JAKARTA - Indonesia Coruption Watch (ICW) mempertanyakan dasar perhitungan dan pemberian pembebasan bersyarat oleh Direktorat Jendral Pemasyarakatan (Ditjen Pas) Kementerian Hukum dan HAM (Kemenkumham) terhadap mantan Jaksa Urip Tri Gunawan. Menurutnya, remisi ini menyalahi aturan karena diberikan sebelum Urip menjalani sepertiga masa tahanan.
"Ini sangat disayangkan, apalagi remisi kepada Urip diberikan sebelum yang bersangkutan menjalankan sepertiga masa pidana, sebagaimana disyaratkan dalam pasal 34 PP 28/2006 (tentang syarat dan tata cara pelaksaan hak warga binaan pemasyarakatan)," kata anggota Divisi Hukum dan Monitoring Peradilan ICW Laola Easter kepada Okezone, Kamis (18/5/2017).
Laola tak bisa menerima Argumen Kemenkumham yang tidak membelakukan PP 28/2006 kepada Urip melainkan PP 99/2012 karena berarti pemerintah telah bersikap tidak adil kepada semua narapidana.

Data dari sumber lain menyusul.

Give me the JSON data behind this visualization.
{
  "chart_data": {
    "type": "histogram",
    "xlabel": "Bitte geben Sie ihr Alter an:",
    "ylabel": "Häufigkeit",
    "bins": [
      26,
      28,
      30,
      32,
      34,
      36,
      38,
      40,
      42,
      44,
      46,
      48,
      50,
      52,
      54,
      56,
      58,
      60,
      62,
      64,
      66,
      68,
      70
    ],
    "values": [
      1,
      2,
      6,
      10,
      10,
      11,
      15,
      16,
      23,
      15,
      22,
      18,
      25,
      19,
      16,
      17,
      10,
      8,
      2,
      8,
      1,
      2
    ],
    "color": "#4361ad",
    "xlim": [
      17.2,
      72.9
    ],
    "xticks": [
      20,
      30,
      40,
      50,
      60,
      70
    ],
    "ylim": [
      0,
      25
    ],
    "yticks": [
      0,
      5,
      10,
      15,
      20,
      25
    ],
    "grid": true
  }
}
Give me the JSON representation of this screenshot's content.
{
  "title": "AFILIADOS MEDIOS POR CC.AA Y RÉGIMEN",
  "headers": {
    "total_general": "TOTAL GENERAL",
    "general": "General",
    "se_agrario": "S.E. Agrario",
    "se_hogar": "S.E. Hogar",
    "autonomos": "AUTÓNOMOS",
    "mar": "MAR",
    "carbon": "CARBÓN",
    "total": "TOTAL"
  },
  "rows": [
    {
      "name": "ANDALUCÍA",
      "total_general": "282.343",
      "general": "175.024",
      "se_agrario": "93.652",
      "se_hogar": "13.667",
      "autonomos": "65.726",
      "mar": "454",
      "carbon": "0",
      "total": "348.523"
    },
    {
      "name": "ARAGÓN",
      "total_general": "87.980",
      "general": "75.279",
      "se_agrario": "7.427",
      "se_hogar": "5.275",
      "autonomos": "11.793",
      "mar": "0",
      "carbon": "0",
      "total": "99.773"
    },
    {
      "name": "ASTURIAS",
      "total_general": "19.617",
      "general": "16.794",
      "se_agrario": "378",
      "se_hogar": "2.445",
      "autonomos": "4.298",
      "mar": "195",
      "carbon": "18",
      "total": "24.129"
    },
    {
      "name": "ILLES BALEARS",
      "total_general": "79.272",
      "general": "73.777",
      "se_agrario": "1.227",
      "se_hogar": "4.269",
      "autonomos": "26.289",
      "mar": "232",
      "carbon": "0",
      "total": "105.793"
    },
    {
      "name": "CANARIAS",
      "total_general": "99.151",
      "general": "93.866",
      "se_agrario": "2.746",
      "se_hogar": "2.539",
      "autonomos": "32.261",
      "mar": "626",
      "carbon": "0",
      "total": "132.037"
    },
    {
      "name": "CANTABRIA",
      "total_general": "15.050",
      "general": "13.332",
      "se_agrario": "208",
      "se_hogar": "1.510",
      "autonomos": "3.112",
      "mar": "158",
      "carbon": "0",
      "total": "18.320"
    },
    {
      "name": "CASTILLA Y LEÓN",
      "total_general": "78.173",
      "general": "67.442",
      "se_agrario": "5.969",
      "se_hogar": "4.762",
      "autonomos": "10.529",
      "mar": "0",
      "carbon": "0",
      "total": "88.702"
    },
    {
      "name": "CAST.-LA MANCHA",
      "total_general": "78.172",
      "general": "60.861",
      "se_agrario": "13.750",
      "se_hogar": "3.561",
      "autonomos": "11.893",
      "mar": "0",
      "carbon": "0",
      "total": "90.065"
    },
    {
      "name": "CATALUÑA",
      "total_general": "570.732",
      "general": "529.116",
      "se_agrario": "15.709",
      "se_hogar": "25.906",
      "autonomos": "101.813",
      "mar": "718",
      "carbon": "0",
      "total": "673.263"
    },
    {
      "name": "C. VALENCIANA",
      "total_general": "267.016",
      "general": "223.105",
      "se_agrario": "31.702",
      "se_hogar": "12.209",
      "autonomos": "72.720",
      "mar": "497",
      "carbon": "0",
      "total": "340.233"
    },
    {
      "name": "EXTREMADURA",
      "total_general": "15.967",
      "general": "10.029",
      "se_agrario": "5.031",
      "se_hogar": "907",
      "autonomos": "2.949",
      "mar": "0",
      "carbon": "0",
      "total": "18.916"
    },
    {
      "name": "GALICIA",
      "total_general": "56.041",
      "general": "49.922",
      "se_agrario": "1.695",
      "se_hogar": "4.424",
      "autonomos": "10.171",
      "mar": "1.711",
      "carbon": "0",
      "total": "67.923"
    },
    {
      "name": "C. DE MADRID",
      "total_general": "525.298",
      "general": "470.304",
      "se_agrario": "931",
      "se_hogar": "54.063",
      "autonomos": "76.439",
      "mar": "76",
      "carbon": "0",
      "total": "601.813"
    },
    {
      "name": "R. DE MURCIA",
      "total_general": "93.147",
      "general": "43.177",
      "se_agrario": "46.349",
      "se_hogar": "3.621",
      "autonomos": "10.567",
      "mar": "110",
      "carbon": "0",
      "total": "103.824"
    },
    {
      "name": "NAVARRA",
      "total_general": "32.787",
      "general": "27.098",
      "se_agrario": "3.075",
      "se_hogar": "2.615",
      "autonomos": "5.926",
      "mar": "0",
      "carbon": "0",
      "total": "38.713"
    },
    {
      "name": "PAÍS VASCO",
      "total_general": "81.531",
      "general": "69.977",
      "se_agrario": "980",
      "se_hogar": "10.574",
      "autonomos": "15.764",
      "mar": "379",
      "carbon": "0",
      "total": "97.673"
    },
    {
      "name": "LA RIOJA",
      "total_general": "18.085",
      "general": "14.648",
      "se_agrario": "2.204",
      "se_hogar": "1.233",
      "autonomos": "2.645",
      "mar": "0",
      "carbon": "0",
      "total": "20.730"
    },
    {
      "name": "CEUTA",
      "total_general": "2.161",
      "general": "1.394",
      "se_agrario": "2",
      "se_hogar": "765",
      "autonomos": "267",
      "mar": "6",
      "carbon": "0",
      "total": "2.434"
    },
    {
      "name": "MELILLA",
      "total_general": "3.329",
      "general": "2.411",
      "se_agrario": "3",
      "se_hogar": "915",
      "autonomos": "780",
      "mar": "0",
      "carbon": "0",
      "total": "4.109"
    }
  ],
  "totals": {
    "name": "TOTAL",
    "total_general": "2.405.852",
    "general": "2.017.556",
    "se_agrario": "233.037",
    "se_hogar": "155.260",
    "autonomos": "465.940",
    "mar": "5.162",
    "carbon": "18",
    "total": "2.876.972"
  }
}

Agar kejadian seperti Urip tidak terulang, ICW pun mendorong Kemekumham untuk mencabut surat edaran Menkumham bernomor M.HH-04.PK.01.05.06 tahun 2013 yang membatasi penerapan PP 99/2012. Dalam surat itu menyebutkan sejumlah syarat ketat pemberian remisi dan pembebasan pelaku pidana khusus seperti koruptor.
Sebab dalam surat edaran tersebut pembebasan bersyarat dapat diterapkan untuk putusan pidana yang inkracht setelah 12 November 2012. "Makanya terapkan PP 99/2012 secara menyeluruh karena pengetatan syarat ada di sana," tukasnya.
Urip merupakan mantan jaksa di Kejaksaan Agung yang terjerat kasus suap dari Artalita Suyani senilai USD660 ribu dalam perkara BLBI yang ditanganinya. Majelis hakim menyatakan Urip bersalah dan diganjar hukuman 20 tahun penjara.
Dia bebas dari LP Sukamiskin Bandung, 12 Mei 2017. Dari total 20 tahun masa hukuman, dia baru menyelesaikan sembilan tahun masa hukuman.